L’Italia è storicamente un fortissimo produttore di
elettricità dall’acqua, circa 44 TWh su 328 consumati nel 2012, soprattutto grazie
ai grandi bacini alpini costruiti nella prima metà del Novecento, mentre il
nuovo potenziale sfruttabile è ormai minimo. L’idroelettrico è insomma la
frazione più tradizionale e matura della produzione da fonti rinnovabili, ed è
in buona parte (salvo i lavori di ammodernamento) già stato economicamente
ammortizzato. Costi fissi quindi ormai bassi, e variabili anch’essi minimi, con
la conseguenza che la gestione di questi impianti produce margini molto elevati
sui costi totali, in particolare in Italia dove i prezzi all’ingrosso dell’elettricità
sono ancora (anche se recentemente in modo meno elevato) più alti di quelli dei
principali mercati europei.
Un working paper del 2013 del Dipartimento di scienze economiche e statistiche dell’Università
di Udine, dello stesso Pontoni con Antonio Massarutto, analizza le centrali
idro della provincia di Sondrio, una quota significativa di quelle nazionali, e
inferisce un margine unitario nazionale sui costi totali tra i 40 e i 70 €/MWh circa
nel periodo considerato (che però, lo ripeto, esprimeva prezzi dell’energia
maggiori di quelli attuali), per un totale, scrivono Pontoni e Sileo su
Staffetta, tra 1,4 e 2,3 miliardi di Euro all’anno.
La derivazione di acque per la produzione idroelettrica italiana
avviene in regime di concessione pubblica, il cui rinnovo è gestito dalle Regioni.
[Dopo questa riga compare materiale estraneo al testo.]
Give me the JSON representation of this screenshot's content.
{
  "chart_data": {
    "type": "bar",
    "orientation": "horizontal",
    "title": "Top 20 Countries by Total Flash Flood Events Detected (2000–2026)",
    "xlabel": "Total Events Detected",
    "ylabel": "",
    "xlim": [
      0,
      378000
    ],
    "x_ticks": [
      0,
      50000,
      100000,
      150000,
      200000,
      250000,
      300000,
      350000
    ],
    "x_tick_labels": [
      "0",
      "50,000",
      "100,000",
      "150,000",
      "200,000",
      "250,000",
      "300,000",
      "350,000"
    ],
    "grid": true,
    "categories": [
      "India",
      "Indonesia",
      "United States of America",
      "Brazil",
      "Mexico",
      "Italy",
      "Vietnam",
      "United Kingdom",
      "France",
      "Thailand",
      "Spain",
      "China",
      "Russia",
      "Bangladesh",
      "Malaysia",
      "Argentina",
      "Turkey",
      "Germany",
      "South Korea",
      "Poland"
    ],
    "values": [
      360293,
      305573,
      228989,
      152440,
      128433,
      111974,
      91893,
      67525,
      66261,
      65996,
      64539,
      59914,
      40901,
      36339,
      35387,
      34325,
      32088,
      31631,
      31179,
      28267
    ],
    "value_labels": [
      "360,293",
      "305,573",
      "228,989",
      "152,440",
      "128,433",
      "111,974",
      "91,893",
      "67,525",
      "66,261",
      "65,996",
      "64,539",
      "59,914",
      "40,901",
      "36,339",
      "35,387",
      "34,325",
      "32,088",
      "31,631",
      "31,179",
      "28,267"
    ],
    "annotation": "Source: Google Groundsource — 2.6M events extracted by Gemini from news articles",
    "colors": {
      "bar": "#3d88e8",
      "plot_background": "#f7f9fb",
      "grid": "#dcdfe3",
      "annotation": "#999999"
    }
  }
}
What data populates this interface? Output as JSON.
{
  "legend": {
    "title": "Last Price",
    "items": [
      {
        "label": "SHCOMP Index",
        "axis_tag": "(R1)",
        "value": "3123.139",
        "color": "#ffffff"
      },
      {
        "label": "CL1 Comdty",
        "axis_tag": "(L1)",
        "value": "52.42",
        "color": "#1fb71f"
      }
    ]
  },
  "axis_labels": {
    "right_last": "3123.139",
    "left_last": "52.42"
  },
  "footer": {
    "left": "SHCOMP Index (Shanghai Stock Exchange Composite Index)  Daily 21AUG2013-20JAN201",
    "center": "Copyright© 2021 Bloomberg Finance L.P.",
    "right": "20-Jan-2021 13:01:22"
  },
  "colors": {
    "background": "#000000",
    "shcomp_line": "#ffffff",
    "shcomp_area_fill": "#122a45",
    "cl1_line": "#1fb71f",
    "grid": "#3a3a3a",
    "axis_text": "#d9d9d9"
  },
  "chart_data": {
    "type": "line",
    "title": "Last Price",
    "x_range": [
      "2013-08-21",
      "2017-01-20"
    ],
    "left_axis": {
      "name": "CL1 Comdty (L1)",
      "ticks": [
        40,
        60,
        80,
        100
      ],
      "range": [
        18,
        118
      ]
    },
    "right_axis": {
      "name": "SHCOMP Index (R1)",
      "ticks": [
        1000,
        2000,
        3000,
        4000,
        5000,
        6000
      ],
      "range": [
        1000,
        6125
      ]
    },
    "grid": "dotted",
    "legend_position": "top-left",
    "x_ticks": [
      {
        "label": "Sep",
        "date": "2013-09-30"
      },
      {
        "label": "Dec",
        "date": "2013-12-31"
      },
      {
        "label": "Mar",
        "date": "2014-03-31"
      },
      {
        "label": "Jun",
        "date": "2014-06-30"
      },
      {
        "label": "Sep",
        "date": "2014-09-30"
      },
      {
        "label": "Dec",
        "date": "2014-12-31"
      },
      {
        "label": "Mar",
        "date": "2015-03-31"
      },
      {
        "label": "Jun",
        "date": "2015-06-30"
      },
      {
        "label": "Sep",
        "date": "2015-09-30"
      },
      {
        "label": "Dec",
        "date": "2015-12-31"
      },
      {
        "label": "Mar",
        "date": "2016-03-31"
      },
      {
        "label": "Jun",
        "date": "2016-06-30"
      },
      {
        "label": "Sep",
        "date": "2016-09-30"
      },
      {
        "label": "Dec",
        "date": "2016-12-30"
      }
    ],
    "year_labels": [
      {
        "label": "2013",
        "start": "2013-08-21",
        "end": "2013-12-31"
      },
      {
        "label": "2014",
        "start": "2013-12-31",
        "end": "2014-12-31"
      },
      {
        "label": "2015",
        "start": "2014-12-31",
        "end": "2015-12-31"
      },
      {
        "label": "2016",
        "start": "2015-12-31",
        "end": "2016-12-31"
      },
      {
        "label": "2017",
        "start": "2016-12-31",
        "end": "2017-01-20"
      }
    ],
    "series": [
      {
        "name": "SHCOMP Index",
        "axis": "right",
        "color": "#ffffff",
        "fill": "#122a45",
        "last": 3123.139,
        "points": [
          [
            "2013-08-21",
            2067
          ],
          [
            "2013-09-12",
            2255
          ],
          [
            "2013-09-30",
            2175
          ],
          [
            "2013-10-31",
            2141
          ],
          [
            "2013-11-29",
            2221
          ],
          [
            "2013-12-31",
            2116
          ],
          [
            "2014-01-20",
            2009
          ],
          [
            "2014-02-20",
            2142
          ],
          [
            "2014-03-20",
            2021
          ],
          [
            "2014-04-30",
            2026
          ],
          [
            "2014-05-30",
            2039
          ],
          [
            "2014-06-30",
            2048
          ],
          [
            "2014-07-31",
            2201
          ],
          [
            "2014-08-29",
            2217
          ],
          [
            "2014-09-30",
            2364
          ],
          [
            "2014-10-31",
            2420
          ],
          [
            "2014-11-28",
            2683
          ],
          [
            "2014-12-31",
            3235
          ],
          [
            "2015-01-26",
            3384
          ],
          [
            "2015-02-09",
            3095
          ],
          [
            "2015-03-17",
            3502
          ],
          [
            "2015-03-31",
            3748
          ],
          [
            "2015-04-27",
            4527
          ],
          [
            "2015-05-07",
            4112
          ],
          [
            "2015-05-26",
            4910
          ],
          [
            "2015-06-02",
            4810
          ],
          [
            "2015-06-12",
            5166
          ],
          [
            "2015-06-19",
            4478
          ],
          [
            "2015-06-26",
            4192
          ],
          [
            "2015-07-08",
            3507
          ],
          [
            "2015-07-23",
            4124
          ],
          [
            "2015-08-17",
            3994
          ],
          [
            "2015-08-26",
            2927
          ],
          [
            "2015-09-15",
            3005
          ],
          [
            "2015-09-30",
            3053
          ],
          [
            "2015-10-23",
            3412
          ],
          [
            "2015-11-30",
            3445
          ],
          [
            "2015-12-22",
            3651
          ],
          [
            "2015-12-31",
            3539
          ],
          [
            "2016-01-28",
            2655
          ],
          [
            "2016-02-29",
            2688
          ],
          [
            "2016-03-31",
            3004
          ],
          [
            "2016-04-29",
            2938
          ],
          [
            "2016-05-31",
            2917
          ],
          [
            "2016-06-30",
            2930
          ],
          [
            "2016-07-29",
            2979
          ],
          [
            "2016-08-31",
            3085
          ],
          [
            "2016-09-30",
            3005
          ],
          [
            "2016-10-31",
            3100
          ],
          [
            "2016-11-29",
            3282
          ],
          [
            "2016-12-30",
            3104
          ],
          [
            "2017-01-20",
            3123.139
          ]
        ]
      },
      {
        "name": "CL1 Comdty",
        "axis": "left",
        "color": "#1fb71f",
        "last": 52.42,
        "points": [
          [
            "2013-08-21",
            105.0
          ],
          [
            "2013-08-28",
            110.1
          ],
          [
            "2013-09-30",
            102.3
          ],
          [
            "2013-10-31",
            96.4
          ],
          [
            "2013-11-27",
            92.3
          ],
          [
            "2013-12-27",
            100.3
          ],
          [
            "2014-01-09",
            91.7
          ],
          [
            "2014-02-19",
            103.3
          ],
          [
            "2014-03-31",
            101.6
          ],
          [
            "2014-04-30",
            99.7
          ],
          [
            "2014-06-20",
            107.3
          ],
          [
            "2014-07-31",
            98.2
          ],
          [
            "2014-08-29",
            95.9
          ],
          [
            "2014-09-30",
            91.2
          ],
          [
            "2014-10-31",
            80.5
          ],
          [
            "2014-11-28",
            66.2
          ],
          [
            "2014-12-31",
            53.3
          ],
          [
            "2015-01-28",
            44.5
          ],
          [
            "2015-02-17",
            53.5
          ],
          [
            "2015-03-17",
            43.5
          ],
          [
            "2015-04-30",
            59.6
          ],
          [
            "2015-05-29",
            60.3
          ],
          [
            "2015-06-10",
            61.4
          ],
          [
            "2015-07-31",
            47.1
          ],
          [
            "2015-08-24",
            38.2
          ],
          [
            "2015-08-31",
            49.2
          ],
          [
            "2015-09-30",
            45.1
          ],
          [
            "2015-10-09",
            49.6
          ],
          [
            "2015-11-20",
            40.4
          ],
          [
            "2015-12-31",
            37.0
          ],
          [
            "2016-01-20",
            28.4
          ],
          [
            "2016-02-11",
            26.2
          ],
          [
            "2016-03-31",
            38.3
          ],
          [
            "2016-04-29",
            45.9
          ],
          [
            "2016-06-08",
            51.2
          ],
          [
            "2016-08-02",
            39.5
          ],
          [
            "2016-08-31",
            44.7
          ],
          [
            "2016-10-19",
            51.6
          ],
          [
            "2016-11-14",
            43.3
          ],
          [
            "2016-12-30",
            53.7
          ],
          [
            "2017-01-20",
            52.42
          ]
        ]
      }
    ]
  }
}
E una quota importante delle concessioni sta per scadere. La legge ora prevede gare
per l’assegnazione con pagamento di una quota fissa e anche cessione di una quota dei
ricavi. Ma gli autori del paper propongono un sistema più sofisticato di
estrazione della rendita, legato all’effettivo margine sui costi medi. Secondo Pontoni
e Sileo questo permetterebbe allo Stato di trattenere – e usare per abbassare
le bollette - più di quanto oggi riesce, che è meno della metà dei margini
effettivi.
Il tema è interessante. Infatti non è razionale da parte
dello Stato lasciare in mano ai concessionari delle derivazioni idro margini elevati
su investimenti ammortizzati. Se mai si può discutere se anche solo con aste
più efficaci per il rinnovo si potrebbe di per sé ottenere un effetto simile.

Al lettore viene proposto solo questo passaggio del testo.